The Anthropic court, however, reached the opposite conclusion concerning the fourth factor (at least for the training copies). [4] There, the court analogized training an LLM to training a schoolchild to read and write on copyrighted books, which is "not the kind of competition or creative displacement that concerns the Copyright Act." Anthropic at 28. The Meta court takes direct aim at this "inapt analogy," arguing that "using books to teach children to write is not remotely like using books to create a product that a single individual could employ to generate countless competing works with a miniscule fraction of the time and creativity it would otherwise take." Meta at 3.
But how is it dissimilar? Is it the storage of the copyrighted material that is the difference? While an LLM owner must, almost out of necessity, store what an LLM is trained on, human memory is fickle and doesn't lend itself to such comparisons. If not storage, is it the sheer processing power of LLMs, i.e., the "miniscule fraction" of the time it takes to teach an AI rather than a human that is the difference? The latter is certainly a compelling rhetorical point, although perhaps not as legally compelling. The former seems stronger legally but raises questions about human and artificial memory that would be difficult for any court to untangle. Thus, while at first blush it appears self-evident that "using books to teach children to write is not remotely like using books to create [an LLM]," closer scrutiny should be applied to this comparison — a scrutiny the Meta court did not provide.
Conclusion
These two rulings leave the fair-use landscape split between two incompatible rules of law. Meta emphasizes the market effects of the improper use, adopting a novel (and certainly persuasive) approach that rests on market dilution.

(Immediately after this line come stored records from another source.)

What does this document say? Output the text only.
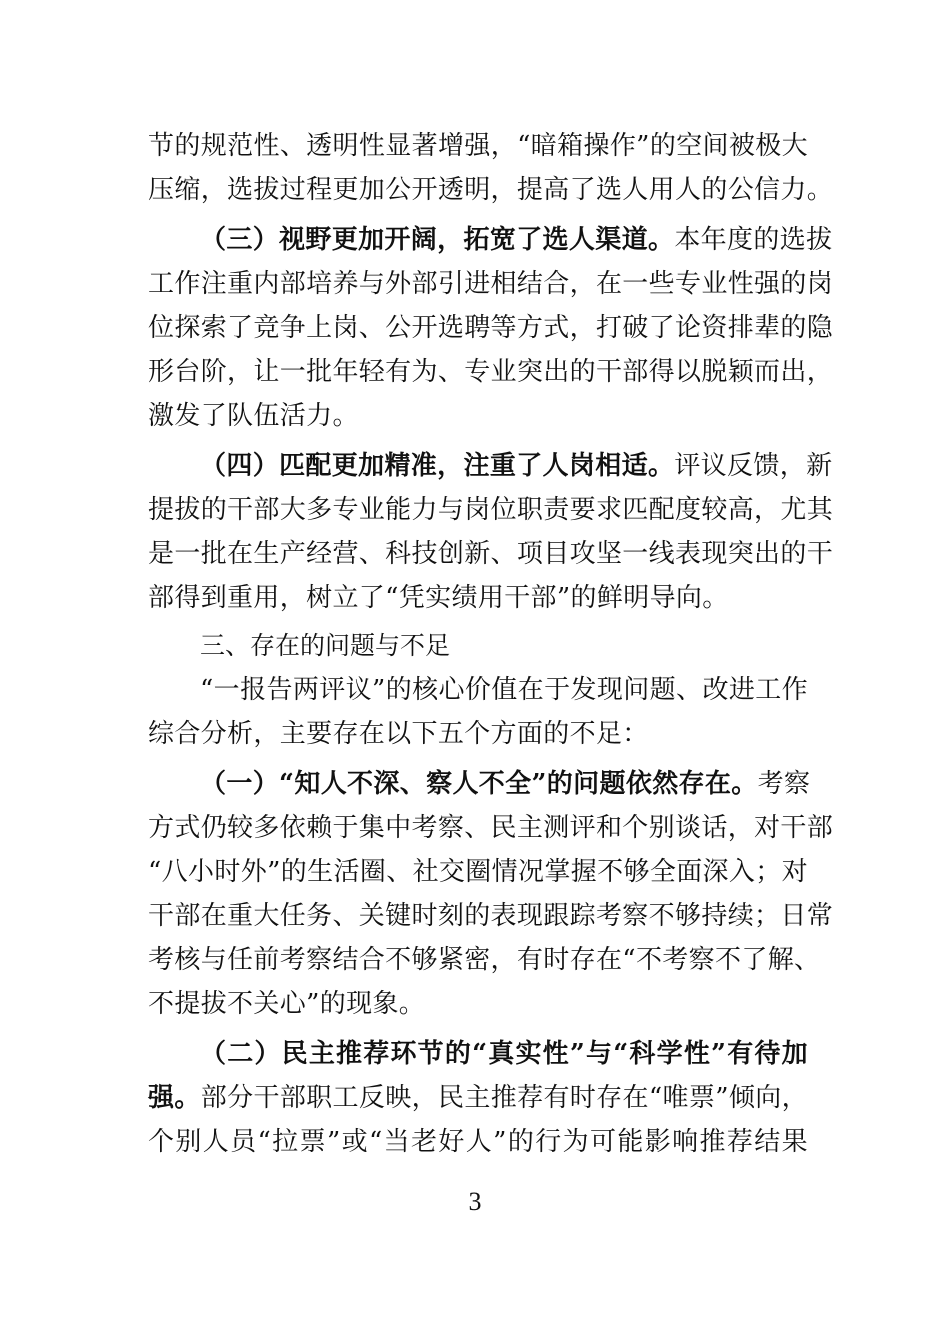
节的规范性、透明性显著增强，“暗箱操作”的空间被极大
压缩，选拔过程更加公开透明，提高了选人用人的公信力。
（三）视野更加开阔，拓宽了选人渠道。本年度的选拔
工作注重内部培养与外部引进相结合，在一些专业性强的岗
位探索了竞争上岗、公开选聘等方式，打破了论资排辈的隐
形台阶，让一批年轻有为、专业突出的干部得以脱颖而出，
激发了队伍活力。
（四）匹配更加精准，注重了人岗相适。评议反馈，新
提拔的干部大多专业能力与岗位职责要求匹配度较高，尤其
是一批在生产经营、科技创新、项目攻坚一线表现突出的干
部得到重用，树立了“凭实绩用干部”的鲜明导向。
三、存在的问题与不足
“一报告两评议”的核心价值在于发现问题、改进工作
综合分析，主要存在以下五个方面的不足：
（一）“知人不深、察人不全”的问题依然存在。考察
方式仍较多依赖于集中考察、民主测评和个别谈话，对干部
“八小时外”的生活圈、社交圈情况掌握不够全面深入；对
干部在重大任务、关键时刻的表现跟踪考察不够持续；日常
考核与任前考察结合不够紧密，有时存在“不考察不了解、
不提拔不关心”的现象。
（二）民主推荐环节的“真实性”与“科学性”有待加
强。部分干部职工反映，民主推荐有时存在“唯票”倾向，
个别人员“拉票”或“当老好人”的行为可能影响推荐结果
3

This contrasts with Anthropic, which views LLM training as nothing more than giving a book to a schoolchild and teaching them to write — an approach that treats market dilution as irrelevant. These rulings will ripple through other industries beyond books, as parallel suits concerning music, images, and code are queued up in this space. Until further guidance is given — either by appeals courts or Congress — the takeaway from these rulings is a cautionary one for all involved: courts are willing to treat AI training as "fair use," but only on a fact-rich record. Litigants should be prepared to muster these facts and address the myriad of policy arguments that will be made.
[1] The two cases are Kadrey et al., v. Meta Platforms, Inc., 23-cv-03417 (ND Cal.) and Bartz et al., v. Anthropic PBC, 24-cv-05417 (ND Cal.); the two summary judgment orders are ECF nos. 598 and 231, respectively. We will refer to these cases and orders as "Meta" and "Anthropic," as appropriate.
[2] This is consistent with the Supreme Court's recent ruling, where the concurrence distinguishes between "whether consumers treat a challenged use 'as a market replacement' for a copyrighted work or a market complement that does not impair demand for the original." Found. for the Visual Arts, Inc. v. Goldsmith, 598 U.S. 508, 555 (2023) (Gorsuch, J. concurring).
[3] The Office continues, in an argument that would be perfectly at place in the Meta decision: "That means more competition for sales of an author's works and more difficulty for audiences in finding them. If thousands of AI-generated romance novels are put on the market, fewer of the human-authored romance novels that the AI was trained on are likely to be sold." Id. at 65.
[4] In fact — unlike the Meta court — the court in Anthropic was presented with this argument. See Anthropic at 28 ("Authors contend generically that training LLMs will result in an explosion of" competing works).